I want you to know that it’s bigger than the outside. I don’t have a lecture to offer about building strong arms. I don’t have some secret workout I do, and I’m not sitting in my apartment spending hours lifting dumbbells. I am, however, sitting here spending hours on the other stuff — the important stuff.

It all starts within. When you take the time to work on the inside, that’s when the real you can shine through — no matter what size you may be or what definition does (or doesn’t) show in your right bicep. Beauty comes in every shape. The healthy progress you make by taking the time to invest in yourself? Love biggerAdmit the hard stuff?

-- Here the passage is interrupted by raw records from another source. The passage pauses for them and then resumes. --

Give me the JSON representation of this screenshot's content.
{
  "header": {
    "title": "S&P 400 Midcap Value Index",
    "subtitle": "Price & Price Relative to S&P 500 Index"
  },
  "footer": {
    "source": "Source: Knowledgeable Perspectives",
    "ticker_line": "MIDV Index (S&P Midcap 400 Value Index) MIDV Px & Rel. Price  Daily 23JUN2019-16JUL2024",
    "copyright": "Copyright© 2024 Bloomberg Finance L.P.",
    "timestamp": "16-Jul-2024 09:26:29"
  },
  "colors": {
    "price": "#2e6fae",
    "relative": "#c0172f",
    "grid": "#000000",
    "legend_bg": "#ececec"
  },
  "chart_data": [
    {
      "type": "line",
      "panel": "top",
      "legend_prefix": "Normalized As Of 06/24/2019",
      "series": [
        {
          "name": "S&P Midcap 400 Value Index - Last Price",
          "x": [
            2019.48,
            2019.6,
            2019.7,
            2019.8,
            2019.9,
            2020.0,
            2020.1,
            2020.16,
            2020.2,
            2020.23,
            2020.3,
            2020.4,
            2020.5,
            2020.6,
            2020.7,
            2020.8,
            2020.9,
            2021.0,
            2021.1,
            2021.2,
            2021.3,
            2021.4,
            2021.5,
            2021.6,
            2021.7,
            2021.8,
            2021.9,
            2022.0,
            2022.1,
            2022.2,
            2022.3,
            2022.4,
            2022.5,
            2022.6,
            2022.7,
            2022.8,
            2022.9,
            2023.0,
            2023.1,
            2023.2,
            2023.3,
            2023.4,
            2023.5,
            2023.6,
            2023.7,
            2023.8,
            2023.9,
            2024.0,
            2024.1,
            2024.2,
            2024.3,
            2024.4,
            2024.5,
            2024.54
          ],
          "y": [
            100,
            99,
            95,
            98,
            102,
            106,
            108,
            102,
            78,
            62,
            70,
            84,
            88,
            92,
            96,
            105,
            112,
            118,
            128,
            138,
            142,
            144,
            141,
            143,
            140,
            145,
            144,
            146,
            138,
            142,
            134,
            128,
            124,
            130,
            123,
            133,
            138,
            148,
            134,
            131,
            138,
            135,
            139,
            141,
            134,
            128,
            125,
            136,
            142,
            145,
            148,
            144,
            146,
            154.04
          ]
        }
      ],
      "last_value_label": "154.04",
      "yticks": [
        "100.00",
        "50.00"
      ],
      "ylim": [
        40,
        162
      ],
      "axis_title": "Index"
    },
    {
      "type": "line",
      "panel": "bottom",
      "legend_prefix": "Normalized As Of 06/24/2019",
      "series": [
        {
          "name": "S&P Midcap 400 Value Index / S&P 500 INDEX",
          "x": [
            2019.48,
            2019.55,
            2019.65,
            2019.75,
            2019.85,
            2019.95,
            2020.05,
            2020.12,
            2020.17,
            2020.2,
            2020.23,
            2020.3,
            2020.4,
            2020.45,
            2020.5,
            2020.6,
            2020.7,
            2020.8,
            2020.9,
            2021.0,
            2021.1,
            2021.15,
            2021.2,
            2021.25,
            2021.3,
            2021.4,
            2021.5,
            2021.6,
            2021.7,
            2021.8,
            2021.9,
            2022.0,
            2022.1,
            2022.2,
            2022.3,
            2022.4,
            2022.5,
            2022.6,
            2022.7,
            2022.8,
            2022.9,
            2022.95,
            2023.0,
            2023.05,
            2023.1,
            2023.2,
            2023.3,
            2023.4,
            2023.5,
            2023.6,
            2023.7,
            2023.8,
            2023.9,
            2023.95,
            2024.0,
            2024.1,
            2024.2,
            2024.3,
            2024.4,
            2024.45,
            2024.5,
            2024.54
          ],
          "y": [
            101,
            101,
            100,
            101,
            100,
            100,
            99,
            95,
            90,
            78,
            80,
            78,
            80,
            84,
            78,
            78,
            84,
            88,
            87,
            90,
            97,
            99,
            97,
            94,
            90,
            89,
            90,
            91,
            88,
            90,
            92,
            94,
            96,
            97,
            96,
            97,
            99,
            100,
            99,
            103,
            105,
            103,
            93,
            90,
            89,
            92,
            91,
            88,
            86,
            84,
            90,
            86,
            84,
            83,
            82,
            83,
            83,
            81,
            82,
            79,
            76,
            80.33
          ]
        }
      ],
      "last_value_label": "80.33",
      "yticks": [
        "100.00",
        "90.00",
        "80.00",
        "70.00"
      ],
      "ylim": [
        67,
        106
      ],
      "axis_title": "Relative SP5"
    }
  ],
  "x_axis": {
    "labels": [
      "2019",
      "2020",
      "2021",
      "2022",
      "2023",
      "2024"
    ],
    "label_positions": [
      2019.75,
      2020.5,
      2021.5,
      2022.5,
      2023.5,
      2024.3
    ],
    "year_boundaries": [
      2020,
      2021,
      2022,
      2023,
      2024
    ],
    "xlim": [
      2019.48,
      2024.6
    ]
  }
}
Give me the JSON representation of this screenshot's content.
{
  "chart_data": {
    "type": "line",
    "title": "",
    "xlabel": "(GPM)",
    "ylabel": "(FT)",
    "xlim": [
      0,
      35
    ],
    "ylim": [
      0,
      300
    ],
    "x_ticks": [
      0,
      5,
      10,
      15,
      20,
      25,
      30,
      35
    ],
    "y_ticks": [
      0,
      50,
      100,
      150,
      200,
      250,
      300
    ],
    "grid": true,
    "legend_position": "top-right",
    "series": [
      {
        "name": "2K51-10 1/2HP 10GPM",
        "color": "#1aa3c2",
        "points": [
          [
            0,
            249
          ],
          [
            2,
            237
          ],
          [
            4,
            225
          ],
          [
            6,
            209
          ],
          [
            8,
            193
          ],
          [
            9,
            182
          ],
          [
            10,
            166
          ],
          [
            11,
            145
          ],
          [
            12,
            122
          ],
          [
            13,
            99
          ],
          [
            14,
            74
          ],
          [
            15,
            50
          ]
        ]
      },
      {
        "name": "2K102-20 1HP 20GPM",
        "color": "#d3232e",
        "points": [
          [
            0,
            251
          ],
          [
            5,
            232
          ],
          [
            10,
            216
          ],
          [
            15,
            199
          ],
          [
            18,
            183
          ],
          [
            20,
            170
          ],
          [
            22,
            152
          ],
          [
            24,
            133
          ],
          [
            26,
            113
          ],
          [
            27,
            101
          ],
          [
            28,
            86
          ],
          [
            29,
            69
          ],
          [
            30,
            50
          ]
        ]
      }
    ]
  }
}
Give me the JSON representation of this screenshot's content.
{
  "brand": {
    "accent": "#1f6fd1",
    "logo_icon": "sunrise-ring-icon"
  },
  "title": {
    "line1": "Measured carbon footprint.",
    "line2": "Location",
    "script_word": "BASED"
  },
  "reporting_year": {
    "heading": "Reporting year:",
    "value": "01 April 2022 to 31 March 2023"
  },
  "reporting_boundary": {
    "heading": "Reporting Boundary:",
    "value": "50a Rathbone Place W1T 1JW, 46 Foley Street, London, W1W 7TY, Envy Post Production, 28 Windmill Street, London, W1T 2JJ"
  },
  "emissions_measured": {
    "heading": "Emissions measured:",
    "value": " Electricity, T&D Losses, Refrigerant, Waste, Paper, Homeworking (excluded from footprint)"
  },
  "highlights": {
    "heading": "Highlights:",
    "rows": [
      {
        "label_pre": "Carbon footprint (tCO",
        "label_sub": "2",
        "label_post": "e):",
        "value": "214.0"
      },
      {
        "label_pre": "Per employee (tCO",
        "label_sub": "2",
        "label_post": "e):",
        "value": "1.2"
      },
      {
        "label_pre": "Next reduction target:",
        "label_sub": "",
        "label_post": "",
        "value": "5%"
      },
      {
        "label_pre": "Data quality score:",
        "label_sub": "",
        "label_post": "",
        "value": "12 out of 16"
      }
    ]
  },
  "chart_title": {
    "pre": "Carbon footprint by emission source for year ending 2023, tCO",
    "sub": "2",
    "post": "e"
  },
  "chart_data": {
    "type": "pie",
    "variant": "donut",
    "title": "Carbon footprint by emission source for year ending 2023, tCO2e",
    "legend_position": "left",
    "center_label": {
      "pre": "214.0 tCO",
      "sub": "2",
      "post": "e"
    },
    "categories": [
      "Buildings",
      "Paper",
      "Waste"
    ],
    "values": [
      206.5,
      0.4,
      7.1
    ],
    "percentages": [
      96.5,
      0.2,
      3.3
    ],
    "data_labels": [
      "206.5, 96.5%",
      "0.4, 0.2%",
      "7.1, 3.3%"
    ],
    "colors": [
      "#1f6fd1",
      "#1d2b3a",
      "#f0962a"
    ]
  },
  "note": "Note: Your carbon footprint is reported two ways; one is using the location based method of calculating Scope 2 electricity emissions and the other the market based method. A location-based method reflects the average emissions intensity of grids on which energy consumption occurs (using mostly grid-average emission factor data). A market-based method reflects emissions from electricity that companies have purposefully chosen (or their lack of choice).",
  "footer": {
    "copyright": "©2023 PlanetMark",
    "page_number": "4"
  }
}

It may not be visible or “typical.” But it’s yours, and that’s a big deal.

Be proud of your strong heart. 
Be proud of embracing self-love.
Be proud of the work that enables you to show up during tough times.
Yeah, you can be proud of the physical, too.
But keep in mind that true outer beauty stems from a beautiful heart.
Things will still get messy. 
There will still be some desk tears from time to time.
And when things get tough?
My DMs are open

… just don’t talk to me about my arms.

PROMPT: What’s one thing you’ve been working on that no one knows about? What makes you proud of you?